Thursday, July 31, 2008

it's interesting how we as humans have the ability to forgive, even forget. we can harbor things, stupid things, for what seems a lifetime yet, if we are willing, have the capabilities to simply accept something as "happened" and move on. This is the ultimate goal. This is the place we should get to in order to achieve paz interna. To me it is extremely sad when someone won't at least try. Everyone can do it, yet few succeed....I have tons of problems with this. However, i have been able to get there on a few occasions.
The most difficult subject when trying to reach this goal is when dealing w/ relationships. If you have been hurt, forgiveness will most likely take a really long-ass time.

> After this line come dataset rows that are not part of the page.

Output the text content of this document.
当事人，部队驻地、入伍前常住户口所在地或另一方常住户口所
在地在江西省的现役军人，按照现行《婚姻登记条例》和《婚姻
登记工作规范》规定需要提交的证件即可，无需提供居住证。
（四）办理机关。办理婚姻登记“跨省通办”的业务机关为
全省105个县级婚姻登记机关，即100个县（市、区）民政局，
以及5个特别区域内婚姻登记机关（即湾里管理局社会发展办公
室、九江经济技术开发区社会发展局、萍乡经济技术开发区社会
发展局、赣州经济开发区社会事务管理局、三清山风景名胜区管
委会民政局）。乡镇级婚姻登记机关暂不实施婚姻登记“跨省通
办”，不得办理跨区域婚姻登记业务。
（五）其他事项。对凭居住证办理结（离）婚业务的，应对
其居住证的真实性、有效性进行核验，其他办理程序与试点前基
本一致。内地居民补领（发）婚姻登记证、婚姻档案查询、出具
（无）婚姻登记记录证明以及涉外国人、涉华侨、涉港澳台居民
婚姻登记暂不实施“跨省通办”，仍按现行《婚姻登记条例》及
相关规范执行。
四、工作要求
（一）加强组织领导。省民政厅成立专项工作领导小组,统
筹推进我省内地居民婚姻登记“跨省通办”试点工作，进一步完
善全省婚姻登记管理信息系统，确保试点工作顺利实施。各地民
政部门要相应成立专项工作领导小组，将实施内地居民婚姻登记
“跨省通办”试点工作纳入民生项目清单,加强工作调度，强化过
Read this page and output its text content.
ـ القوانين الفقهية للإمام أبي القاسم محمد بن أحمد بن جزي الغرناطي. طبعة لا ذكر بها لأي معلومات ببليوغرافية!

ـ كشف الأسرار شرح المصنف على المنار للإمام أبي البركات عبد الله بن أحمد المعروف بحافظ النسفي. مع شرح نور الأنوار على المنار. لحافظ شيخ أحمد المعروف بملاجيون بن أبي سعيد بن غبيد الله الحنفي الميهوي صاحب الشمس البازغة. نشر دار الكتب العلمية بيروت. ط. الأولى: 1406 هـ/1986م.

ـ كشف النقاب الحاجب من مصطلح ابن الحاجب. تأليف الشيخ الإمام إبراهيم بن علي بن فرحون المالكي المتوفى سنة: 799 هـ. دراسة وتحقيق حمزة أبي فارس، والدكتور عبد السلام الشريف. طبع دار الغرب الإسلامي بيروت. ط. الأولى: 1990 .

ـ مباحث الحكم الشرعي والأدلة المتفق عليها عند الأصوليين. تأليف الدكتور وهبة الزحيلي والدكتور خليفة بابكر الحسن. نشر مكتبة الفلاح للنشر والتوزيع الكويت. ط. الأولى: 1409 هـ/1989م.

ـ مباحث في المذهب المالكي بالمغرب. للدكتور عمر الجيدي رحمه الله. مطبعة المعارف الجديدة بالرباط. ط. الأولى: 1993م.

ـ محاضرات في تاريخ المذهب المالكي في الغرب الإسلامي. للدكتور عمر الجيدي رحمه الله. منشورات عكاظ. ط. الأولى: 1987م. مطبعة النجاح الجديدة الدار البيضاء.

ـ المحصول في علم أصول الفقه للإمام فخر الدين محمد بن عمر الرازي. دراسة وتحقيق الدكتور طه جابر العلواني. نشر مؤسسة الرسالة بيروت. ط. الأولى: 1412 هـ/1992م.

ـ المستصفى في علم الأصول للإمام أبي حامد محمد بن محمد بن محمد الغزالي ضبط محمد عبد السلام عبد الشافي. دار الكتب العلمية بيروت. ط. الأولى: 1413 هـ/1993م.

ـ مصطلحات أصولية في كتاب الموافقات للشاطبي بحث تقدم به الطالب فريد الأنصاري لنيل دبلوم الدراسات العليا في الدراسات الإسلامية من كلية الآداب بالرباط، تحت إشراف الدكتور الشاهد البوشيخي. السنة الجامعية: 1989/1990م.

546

If you forgive too quickly, you have probably pushed those uncomfortable feelings down in order to convince yourself that you are okay.
I have found, through personal experience, that when we have been a big part of the hurting it is often way tougher to forgive the other party. now, if we REALIZE the damage that we have done during this pre-total-forgiveness stage, does it make it harder or easier to forgive?

Wednesday, July 30, 2008

my days

my days are thus....a long yet short-feeling progression of events....some of these events are rather boring in which i fill my time pondering and analyzing. The most current theme is obvious. Although i would LOVE to be thinking about other things, i simply must spent these hours (while driving, waiting for kids at soccer camp, or taking a poo) psyching myself out of calling him. I HAVE TO. I will not fall into it again and i CANNOT for my own health. I want to be free of this burden and, although sometimes it is extremely hard, i do feel me chest open up and lighten up as weight is steadily being let go into the atmosphere. It's me this time. it's me letting it go and it's me being strong. i am finally watching my own back. I will talk to you if you contact me, but don't expect anything more.

Tuesday, July 29, 2008

me fui de ahi

me fui de ti. el conchinito sigue caminando por las montaƱas y por las aceras y yo, pronto, por el metro. no tengo tiempo de quedarme envuelto en algo tan distante entonces me voy. yo me tengo k distancear ahora....el lo hizo hace tiempo....ahora como decimos, la pelota esta en su lado de la cancha y yo tengo k seguir con mi vida.....Pinto y me descanso la mente. but damn, does it feel good to know i'm done. punto.